With the UAAP projected to resume in February next year, fans and the Lasallian community alike may reminisce about the legendary days of DLSU, especially that of the Green Archers in Men’s Basketball. While others may mention the 90s team of Derrick Pumaren or the early 2000s squad of his brother Franz, the best iteration of the Green Archers might as well be Aldin Ayo’s Season 79 roster who walloped their opponents and won the crown with a 16-1 season record.
But the catalyst of the team’s success was no other than dominant Cameroonian center Ben Mbala, who won as the Most Valuable Player (MVP) with an average of 20.6 points, 16 rebounds, 2.4 blocks, and 1.4 steals that season.
Amid constant criticism during his collegiate stint, Mbala powered through and even experienced tremendous success in the two seasons he donned the Green-and-White jersey. Four years since his departure from Taft, success continues to follow Big Ben, who now brings his ball game to the pros.
Lessons from UAAP
As a college standout, Mbala acted as a role model to both his peers and to the entire Lasallian community. Apart from his 6’8”-stature, his prominent status as a star player made him no stranger to attention. He shares, “You [have] got to understand that…what you do, what you say, the way you act, or react, will always be looked at. So you [have] got to find a way to…help other people who look up to you.”
But before he officially geared up for the team from Taft, the Cameroonian faced eligibility issues in the UAAP that barred him from competing as early as Season 78.
“I was supposed to play, and after they [told me], ‘You know you gotta wait one more year,’ it was tough. I went through depression,” the former UAAP MVP discloses. He explains further, “Usually what people do is, they don’t want to acknowledge it (depression), and they just sort of play tough and try to brush it off. I had to acknowledge [that] I was not okay.”
Because of these circumstances, Mbala reveals he had to “recenter” himself to think of his life goals, “It was at this time of my life where I just decided to do it for myself first. It wasn’t easy.” Luckily, the DLSU big man was not alone during his troubling times, and cites that he got support from his friends, family, and the people who surrounded him and reminded him that “[he] can still do it.”
Weathering the storm, the UAAP Season 79 champion says he grew from this experience. “Like people say, a tough time makes tough people. Out of it, I became a better person, [a] better athlete, and [a] better student,” he quotes.
In spite of these experiences, Mbala fondly looks back on his playing days performing in front of the passionate DLSU faithful. “Every time I [played for] La Salle, [when] the cheerleaders and the fans would start [chanting] ‘Animo La Salle,’ it was just something that [gave] me goosebumps,” he recalls. He stresses that no matter how tired he was during the games, the palpable support from the crowds would give him “the strength to give everything during the game.” “Those are the moments I even dream about. I miss those moments,” says the former MVP.
Growth as a pro
Due to the controversies that surrounded him, Mbala decided to forgo his final playing year in the UAAP and instead take his talents to Mexico. But despite leaving La Salle, he absorbed a plethora of lessons that he says have stuck with him. “In school, people will come see me [and] I don’t even know them.
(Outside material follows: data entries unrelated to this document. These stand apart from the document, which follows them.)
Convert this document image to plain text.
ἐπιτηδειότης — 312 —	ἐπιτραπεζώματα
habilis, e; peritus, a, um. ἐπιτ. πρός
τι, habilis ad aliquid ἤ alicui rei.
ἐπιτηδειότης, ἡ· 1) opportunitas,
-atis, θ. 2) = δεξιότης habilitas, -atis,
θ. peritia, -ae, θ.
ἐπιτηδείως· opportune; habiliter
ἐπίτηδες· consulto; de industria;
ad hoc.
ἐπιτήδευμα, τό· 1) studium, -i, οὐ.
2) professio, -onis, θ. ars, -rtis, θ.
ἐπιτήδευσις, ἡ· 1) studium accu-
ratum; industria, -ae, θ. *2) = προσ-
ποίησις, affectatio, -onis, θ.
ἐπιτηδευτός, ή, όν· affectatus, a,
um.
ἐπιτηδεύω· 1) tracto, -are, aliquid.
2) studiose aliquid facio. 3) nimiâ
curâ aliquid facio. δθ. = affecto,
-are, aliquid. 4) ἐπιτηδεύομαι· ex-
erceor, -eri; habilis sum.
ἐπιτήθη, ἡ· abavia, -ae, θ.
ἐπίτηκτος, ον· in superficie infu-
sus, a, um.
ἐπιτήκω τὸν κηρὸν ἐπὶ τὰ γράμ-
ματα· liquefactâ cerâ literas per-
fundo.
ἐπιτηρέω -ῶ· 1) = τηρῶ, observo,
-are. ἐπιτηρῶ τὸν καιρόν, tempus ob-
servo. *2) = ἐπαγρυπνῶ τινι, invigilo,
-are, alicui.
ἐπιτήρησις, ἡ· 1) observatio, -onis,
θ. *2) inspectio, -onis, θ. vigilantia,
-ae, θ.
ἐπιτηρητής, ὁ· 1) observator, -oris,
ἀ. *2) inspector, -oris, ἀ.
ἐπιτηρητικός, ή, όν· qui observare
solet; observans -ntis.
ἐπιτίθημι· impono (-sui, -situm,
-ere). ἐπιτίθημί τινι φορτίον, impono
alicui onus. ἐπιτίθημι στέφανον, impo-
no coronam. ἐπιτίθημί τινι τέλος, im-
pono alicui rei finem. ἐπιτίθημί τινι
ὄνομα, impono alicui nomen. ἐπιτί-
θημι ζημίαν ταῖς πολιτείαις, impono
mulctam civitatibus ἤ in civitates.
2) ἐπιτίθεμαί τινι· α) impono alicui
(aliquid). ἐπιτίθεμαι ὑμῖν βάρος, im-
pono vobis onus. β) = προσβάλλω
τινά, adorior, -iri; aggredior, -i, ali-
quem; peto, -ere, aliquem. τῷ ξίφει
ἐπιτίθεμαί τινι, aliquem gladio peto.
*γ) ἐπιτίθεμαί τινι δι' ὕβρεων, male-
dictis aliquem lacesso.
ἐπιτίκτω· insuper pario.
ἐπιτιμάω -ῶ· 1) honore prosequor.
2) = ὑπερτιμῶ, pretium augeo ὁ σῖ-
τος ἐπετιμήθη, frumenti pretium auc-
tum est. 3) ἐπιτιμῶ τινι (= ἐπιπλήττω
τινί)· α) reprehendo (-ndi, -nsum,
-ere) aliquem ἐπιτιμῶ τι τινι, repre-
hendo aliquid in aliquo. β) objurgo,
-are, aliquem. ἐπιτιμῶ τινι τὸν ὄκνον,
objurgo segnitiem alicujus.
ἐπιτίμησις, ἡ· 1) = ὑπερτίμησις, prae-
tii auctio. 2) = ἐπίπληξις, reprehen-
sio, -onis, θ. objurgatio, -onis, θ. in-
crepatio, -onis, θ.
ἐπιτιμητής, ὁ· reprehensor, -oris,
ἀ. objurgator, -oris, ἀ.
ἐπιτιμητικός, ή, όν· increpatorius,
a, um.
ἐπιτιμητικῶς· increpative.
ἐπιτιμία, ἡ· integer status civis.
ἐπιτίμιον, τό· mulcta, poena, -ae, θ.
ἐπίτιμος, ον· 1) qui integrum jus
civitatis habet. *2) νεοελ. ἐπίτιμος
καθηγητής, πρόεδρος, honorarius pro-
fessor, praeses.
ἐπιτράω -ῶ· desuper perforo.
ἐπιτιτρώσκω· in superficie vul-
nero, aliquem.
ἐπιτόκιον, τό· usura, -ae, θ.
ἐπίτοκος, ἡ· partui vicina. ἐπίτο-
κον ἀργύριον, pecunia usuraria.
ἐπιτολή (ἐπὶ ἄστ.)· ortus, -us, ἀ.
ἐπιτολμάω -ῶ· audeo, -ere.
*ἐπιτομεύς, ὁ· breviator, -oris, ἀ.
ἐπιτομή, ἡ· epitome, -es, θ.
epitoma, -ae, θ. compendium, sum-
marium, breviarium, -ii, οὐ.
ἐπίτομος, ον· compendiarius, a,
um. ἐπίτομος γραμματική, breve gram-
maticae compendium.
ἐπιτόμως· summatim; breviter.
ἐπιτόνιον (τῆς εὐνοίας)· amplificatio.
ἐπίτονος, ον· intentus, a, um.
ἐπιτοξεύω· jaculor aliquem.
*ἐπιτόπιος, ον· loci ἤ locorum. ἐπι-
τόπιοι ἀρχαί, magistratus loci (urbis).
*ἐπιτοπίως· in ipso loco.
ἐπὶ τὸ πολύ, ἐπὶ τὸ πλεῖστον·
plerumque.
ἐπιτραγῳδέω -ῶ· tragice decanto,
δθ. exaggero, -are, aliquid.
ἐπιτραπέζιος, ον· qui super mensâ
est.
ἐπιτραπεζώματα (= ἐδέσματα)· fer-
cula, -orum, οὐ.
Being able to celebrate wins with the communities, the fans, it was something special—it was really a family to me,” he shares.
Mbala also predicates his evolution as a player to Ayo’s training, which he says pushed him to continue expanding his repertoire, “I was already athletic, but with the conditioning that we had during preseason, I was on a different level. I had to play defense from [positions] one to five. That helped me a lot in my career.”
In terms of how Ayo contributed to his improvement as a player, Big Ben mentions that his former coach focused on bettering his mobility and how to adjust in defending different positions. “He [helped] me work on my personal game—dribbling, handling, shooting,” he adds.
Taking on Ayo’s challenge to add more tools to his belt, the former UAAP MVP allowed himself to mature as an athlete. Mbala expresses, “Usually, you get better with age because your understanding of the game and the way you read the game is different. I’m lucky enough to have [had] a coach who’s open-minded and the way he sees basketball is very advanced.”
After playing professionally in France, Korea, and Mexico, Mbala just recently signed a new contract with Caceres Patrimonio de la Humanidad in Spain.
To La Salle
As his professional basketball journey continues, Mbala’s does not deny that his being a Green Archer holds a special place in his heart. Giving a message for the DLSU community, he relays, “Honestly, I just [want] them to know that I really miss them. It’s been in my plans, going back to Asia to play.” However, the Cameroonian athlete explains that with the ongoing COVID-19 pandemic, his mentioned plans had to be benched—at least for now.
“Hopefully, soon, I get to come back and play again [in the Philippines],” Mbala ends.